I love garlicky mashed potatoes, but seldom make them because I can't be bothered to roast the cloves. Thanks to Martha Stewart, author of this week's Cook the Book selection and the genius behind the concept of boiling the garlic with the potatoes, I'll be eating garlic mashed potatoes a lot more often.
Subtly herbed and silky with cream, this luxurious puree makes a perfect side for a festive meal. For a rustic, weeknight variation, Martha suggests that you omit the rosemary, substitute a quarter-cup each of butter and good olive oil for the cream, and swirl in some chopped parsley to finish.
Garlic and Rosemary Potato Puree
Adapted from Martha Stewart's Cooking School
- 3/4 cup heavy cream
- 1 to 2 tablespoons rosemary leaves (from about 2 sprigs)
- 1/2 cup (1 stick) unsalted butter
- 2 pounds red or white potatoes
- 2 garlic cloves, peeled
- Coarse salt and freshly ground white pepper
Bring cream and rosemary to a simmer in a small pot, then remove from heat and let steep 30 minutes.
Strain through a fine sieve (to remove the herbs as well as any skin that might have formed) and clean pot, then return cream to pot. Add butter and heat over medium until melted, stirring to combine. Cover and keep warm (either over lowest setting on the stove or in a warm spot).
Meanwhile, peel and cut potatoes into 1 1/2-inch pieces, then place in a medium stockpot and cover with water.
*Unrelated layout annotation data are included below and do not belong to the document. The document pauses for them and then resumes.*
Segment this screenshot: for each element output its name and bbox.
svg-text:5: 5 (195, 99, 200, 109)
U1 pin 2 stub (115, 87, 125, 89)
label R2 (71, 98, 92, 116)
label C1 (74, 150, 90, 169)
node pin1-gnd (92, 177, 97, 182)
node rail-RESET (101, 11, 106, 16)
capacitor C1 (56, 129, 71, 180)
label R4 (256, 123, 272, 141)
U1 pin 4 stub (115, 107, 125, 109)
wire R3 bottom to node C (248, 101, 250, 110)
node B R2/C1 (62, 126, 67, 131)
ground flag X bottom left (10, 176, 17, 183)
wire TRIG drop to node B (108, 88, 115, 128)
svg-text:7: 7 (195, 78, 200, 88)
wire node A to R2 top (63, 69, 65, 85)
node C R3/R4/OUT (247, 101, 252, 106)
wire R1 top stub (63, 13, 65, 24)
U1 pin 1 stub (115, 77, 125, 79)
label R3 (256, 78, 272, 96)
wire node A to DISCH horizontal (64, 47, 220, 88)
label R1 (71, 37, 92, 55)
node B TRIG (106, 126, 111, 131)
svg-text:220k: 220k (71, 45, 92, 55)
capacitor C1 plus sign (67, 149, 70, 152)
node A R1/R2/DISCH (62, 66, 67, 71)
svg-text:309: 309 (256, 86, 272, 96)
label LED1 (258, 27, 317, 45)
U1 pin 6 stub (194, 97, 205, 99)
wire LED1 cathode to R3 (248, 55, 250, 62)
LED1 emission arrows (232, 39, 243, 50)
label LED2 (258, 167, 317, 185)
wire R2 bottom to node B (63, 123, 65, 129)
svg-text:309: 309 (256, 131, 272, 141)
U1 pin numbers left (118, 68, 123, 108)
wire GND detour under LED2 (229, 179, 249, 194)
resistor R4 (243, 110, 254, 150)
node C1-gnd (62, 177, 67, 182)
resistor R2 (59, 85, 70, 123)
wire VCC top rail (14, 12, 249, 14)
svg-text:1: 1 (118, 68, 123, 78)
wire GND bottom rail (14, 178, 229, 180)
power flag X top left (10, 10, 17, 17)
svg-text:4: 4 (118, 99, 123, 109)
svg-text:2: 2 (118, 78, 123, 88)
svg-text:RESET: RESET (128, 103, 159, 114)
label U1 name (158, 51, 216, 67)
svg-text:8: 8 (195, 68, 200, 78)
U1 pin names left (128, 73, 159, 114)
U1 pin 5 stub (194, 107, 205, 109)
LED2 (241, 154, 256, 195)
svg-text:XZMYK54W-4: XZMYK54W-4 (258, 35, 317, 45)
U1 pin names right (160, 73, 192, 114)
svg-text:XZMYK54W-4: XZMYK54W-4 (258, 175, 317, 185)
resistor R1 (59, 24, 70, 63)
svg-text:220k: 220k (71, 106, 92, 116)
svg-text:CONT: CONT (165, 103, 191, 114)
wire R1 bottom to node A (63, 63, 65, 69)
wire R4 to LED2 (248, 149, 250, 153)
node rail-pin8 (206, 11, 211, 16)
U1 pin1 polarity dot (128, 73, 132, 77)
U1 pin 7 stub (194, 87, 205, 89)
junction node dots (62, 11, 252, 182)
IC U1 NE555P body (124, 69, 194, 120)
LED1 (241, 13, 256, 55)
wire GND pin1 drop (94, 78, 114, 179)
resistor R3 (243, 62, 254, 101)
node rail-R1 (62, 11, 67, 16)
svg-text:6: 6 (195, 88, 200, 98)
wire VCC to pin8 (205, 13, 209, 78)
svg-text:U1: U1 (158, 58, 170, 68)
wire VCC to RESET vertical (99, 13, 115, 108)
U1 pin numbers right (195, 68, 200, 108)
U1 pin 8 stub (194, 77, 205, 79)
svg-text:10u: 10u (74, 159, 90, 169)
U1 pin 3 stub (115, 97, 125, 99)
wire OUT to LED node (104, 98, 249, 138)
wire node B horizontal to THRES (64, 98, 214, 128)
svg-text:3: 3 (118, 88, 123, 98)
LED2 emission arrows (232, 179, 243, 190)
Add the garlic and a generous amount of salt and bring to a boil, then reduce to a rapid simmer.
Cook until potatoes are very tender when pierced with the tip of a paring knife, about 15 minutes. Drain well, then return to pot and set over low heat, stirring until the potatoes are thoroughly dry.
While potatoes are still hot, pass through a ricer or a food mill fitted with the fine disk. Stir in cream mixture and season with salt and pepper. If a finer texture is desired, pass puree through a medium-mesh sieve, pressing on solids with a rubber spatula to extract as much puree as possible.
Reheat over medium heat with a little more cream (or water), if necessary, before serving.